The Pennsylvania State Police (PSP) put their state-of-the-art helicopter technology on full display in a recent public demonstration at the agency’s headquarters.
PSP officials say their forward-looking infrared (FLIR) technology, is a crucial tool in the arsenal for search and rescue operations, and was critical in the recent capture of fugitive Danelo Cavalcante.
Sergeant Brian Kunes, a pilot with the department, described the aircraft technology’s functionality.
“Once an image pops up on that camera, we know exactly what we’re looking at. What could end up being a two-day search can end up being a half-day search because the aircraft shows up with this technology, we scan the area, and bring it to a swift conclusion,” the sergeant explained.
According to Kunes, FLIR technology essentially serves as a second set of eyes for pilots by tracking heat signatures emitted by objects on the ground. It’s a lifesaving tool, for both troopers and the individuals they are searching for.
Lieutenant Adam Reed, a PSP spokesperson, remarked: “You’re searching for someone in the dark, who is potentially armed, dangerous, and desperate. It’s really great to know that the pilots are an eye in the sky, and they can guide you towards the heat signature they’re seeing or let you know what they’re seeing from that high in the sky.”
This cutting-edge innovation played a pivotal role in coordinating ground efforts during the search for escaped fugitive Cavalcante. Officers were searching two very large areas filled with rough terrain and dense trees.
“To have ground troopers or units go through those areas, it would’ve taken a very long time,” Corporal James Erme said. “We were able to help them and cut that workload down for them.”
Cavalcante, who had escaped nearly two weeks prior from the Chester County prison, was finally apprehended on September 13, marking the conclusion of a lengthy manhunt. State police credited the FLIR technology attached to their law enforcement helicopters with bringing troopers closer to the fleeing fugitive.
Erme recalled how a heat signature was spotted in the dark of night within a perimeter where police were searching for the convicted killer Cavalcante. “There was something we saw, we radioed it in, and the ground units did their job,” he said.
The agency’s six helicopters are all equipped with FLIR cameras. The technology not only aids in locating escaped prisoners or fugitives, but also proves invaluable in missing persons cases.

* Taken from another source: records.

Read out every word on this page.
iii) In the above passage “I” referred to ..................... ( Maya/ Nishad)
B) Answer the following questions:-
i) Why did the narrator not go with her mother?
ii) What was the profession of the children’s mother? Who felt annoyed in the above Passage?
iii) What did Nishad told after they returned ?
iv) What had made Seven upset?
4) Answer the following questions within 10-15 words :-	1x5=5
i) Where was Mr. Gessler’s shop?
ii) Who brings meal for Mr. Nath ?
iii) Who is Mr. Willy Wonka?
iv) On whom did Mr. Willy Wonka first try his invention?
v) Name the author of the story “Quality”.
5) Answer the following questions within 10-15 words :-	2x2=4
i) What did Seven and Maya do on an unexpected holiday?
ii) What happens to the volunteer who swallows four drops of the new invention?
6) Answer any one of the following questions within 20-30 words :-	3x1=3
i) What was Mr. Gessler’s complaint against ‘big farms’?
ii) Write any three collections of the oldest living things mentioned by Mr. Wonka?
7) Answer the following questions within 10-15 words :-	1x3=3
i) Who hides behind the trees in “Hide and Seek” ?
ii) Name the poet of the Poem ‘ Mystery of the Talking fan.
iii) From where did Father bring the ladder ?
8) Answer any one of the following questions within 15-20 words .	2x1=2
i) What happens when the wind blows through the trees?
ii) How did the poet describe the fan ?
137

“Ninety to 99 percent of the time, our search is for that hunter who got lost in the woods or maybe didn’t get out of there before nightfall,” Kunes said, noting that the agency also assists in calls involving elderly individuals or persons with mental health concerns who have walked away from their caretakers.
The main challenges in utilizing this technology often revolve around adverse weather conditions and equipment maintenance. Nonetheless, when available, it provides an unmatched level of visibility and capability for law enforcement efforts.
“We don’t have the vision capability that the camera brings,” Kunes added.